Ambos emperadores y su médico adjunto, Galeno, estaban presentes con las legiones en Aquileia cuando la enfermedad arrasó los cuarteles de invierno, lo que llevó a los emperadores a huir a Roma y dejar atrás a Galeno para que atendiera a las tropas. Las legiones en otras partes del imperio se vieron afectadas de manera similar; el reclutamiento militar en Egipto recurrió a los hijos de los soldados para aumentar sus filas cada vez más reducidas.
Evidentemente, el efecto sobre la población civil no fue menos grave. En su carta a Atenas en 174/175, Marco Aurelio relajó los requisitos para ser miembro del Areópago (el consejo gobernante de Atenas), ya que ahora quedaban muy pocos atenienses de clase alta sobrevivientes que cumplieran con los requisitos que había introducido antes del brote.
Los documentos fiscales egipcios en forma de papiros de Oxyrhynchus y Fayum dan fe de una disminución significativa de la población en las ciudades egipcias.

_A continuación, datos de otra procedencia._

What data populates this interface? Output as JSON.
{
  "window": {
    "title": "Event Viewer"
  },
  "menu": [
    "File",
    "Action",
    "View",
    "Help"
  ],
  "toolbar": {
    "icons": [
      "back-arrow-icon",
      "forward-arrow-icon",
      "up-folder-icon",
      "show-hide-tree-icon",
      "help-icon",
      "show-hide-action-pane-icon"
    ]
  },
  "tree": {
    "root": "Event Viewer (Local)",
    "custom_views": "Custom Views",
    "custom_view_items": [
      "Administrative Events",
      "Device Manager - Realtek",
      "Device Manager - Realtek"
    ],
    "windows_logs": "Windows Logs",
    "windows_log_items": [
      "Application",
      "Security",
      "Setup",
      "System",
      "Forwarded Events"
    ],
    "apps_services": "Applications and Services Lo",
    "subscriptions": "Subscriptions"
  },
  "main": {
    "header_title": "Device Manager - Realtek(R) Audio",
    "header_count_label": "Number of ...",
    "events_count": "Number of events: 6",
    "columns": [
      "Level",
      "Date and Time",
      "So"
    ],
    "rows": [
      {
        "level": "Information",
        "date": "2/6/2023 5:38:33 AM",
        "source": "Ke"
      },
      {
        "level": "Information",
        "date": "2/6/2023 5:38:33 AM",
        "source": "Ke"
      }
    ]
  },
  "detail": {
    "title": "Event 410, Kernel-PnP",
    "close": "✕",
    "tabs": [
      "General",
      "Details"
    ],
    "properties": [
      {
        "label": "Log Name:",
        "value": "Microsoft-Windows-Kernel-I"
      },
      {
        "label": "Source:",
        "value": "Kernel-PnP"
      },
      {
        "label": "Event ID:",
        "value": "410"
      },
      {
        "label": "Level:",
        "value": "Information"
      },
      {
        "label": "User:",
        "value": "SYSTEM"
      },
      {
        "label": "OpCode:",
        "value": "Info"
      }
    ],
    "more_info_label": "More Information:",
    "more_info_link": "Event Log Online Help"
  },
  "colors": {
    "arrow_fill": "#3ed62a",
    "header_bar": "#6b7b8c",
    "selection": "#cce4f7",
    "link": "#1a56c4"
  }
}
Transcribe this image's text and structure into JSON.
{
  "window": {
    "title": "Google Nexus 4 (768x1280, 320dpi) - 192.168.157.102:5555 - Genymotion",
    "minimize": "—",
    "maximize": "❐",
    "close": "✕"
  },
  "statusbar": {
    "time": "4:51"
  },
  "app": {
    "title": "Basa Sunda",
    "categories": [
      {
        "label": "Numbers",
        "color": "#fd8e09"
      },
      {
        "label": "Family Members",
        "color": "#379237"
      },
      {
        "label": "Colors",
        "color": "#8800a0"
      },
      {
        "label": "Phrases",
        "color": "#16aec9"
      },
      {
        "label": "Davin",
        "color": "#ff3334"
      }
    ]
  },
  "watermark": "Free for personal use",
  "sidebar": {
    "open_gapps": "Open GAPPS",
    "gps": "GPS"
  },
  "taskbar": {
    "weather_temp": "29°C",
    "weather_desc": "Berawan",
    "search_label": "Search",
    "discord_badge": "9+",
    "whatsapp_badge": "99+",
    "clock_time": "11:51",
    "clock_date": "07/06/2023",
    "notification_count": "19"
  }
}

No escapó a la atención de los administradores de las ciudades que la mortalidad y la subsiguiente huida de temerosos sobrevivientes afectaron sustancialmente sus ingresos fiscales.
En la misma Roma, un asediado Marco Aurelio (quien, después de la muerte de Lucius Verrus, se convirtió en el único gobernante del imperio) se enfrentaba simultáneamente a una invasión marcomana en la frontera norte del imperio, una invasión sármata en su frontera este y la peste en todo el imperio.
La evidencia epigráfica y arquitectónica en Roma indica que los proyectos de construcción cívica, una característica importante de la robusta economía de Roma del siglo II, se detuvieron de manera efectiva entre 166 y 180 pausa similar en los proyectos de construcción cívica aparece en Londres durante el mismo período.
La evidencia arqueológica y textual nos ayuda a pintar una imagen del impacto de la Peste de Antonino en varias regiones del Imperio Romano, pero ¿cuál fue?
Las notas del caso sobreviviente de Galeno describen una enfermedad virulenta y peligrosa, cuáles síntomas y progresión apuntan a al menos una, si no dos, cepas del virus de la viruela. Dión Casio describe la muerte de hasta 2000 personas por día solo en Roma durante un brote particularmente letal en 189.
Se ha estimado que la tasa de mortalidad durante el período de 23 años de la peste fue del 7 al 10 por ciento de la población; entre los ejércitos y los habitantes de las ciudades más densamente pobladas, la tasa podría haber llegado al 13-15 por ciento.
Aparte de las consecuencias del brote de peste, como la desestabilización del ejército y la economía romana, el impacto psicológico en las poblaciones debe haber sido sustancial. Es fácil imaginar la sensación de miedo e impotencia que debían sentir los antiguos romanos ante una enfermedad tan despiadada, dolorosa, desfigurante y frecuentemente mortal.
No es difícil comprender, entonces, los aparentes cambios en las prácticas religiosas que se producen como resultado de la peste de Antonino. Mientras se suspendían los proyectos de arquitectura cívica, se intensificaba la construcción de lugares sagrados y caminos ceremoniales.
Se dice que Marco Aurelio invirtió mucho en la restauración de los templos y santuarios de las deidades romanas, y uno se pregunta si fue en parte debido a la plaga que el cristianismo se unió y se extendió tan rápidamente por todo el imperio a fines del siglo II.
Los seres humanos, tanto antiguos como modernos, tienden a estar más abiertos a las consideraciones de lo divino en tiempos de miedo y ante la inminente mortalidad. Incluso hoy en día en la América moderna, mientras que un lugar de culto es raro dentro de un edificio de oficinas, hay uno en casi todos los hospitales. Parece que los antiguos romanos, ante una inexplicable e incurable epidemia, recurrieron a lo divino. Pero los dioses se movieron lentamente: pasarían otros 1.800 años antes de que finalmente se erradicara el virus de la viruela.